5 meals for addressing low sodium levels in the elderly
The below meals are rich in protein, salt, or both - and they come together quickly.
Ham and penne skillet
Ham is always high in sodium since it's a cured meat. Plus, since it's a type of meat, it's inherently high-protein too. Combine ham with pasta in a skillet for a comforting, hyponatremia-combating take on a familiar lunch or dinner staple.
Cottage cheese breakfast bowls
Cottage cheese is derived from milk, so it's high in protein by default. It also contains 20 percent of the recommended daily sodium intake per serving. Using it as the base of a five-minute breakfast bowl with honey, cinnamon, nuts, and fruits makes for a healthy, high-sodium start to your day.
Any sort of homemade soup you make using store-bought broth will be high-sodium. That's because there are 955 milligrams (mg) of sodium in one bouillon cube - 39 percent of the recommended daily intake.
Try this classic chicken noodle soup recipe to couple your high-sodium broth with ample protein. Your cooking time will be even faster if you replace fresh veggies you chop yourself with frozen, pre-chopped carrots.
Teriyaki grilled chicken and pineapple skewers
Soy sauce is a key ingredient in teriyaki, and soy sauce is notoriously high in sodium.

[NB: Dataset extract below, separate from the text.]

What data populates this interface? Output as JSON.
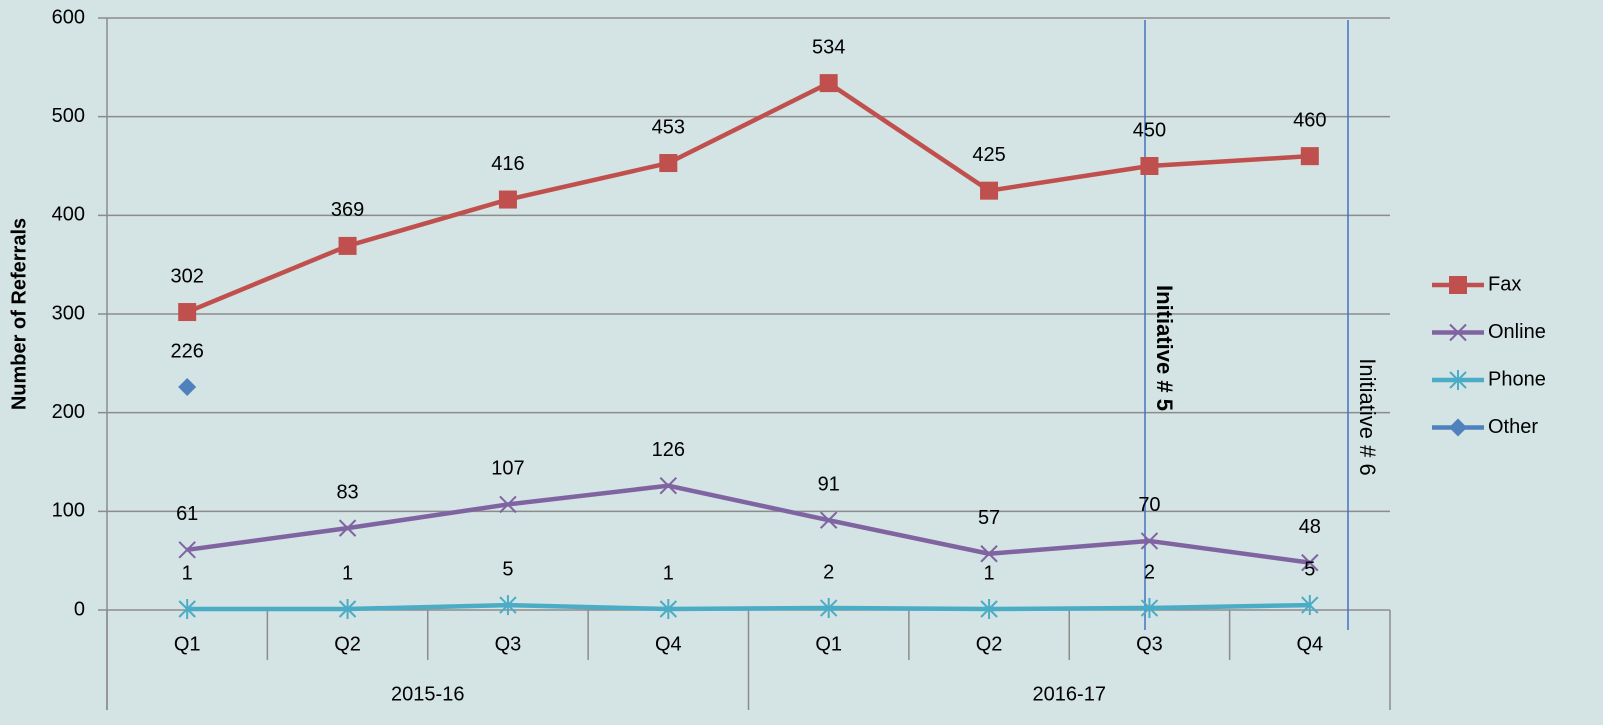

Using teriyaki to flavor high-protein grilled chicken can thus ensure your next meal is great for boosting your sodium levels. It's easy, too - chicken takes just minutes to sear or bake to food-safe temperatures. The pineapple on the side adds a sweet-and-sour tropical punch to these colorful dinnertime skewers that complement all the other flavors.
Pulled pork sandwiches
There are 509 mg of sodium in a serving of pulled pork. This means that a pulled pork sandwich (or two) can make for a good lunch or dinner option. The pork's high protein content helps too, and most of the cooking magic happens inside a slow cooker for easy eating. Perhaps best of all, though, are those undeniable classic barbecue flavors.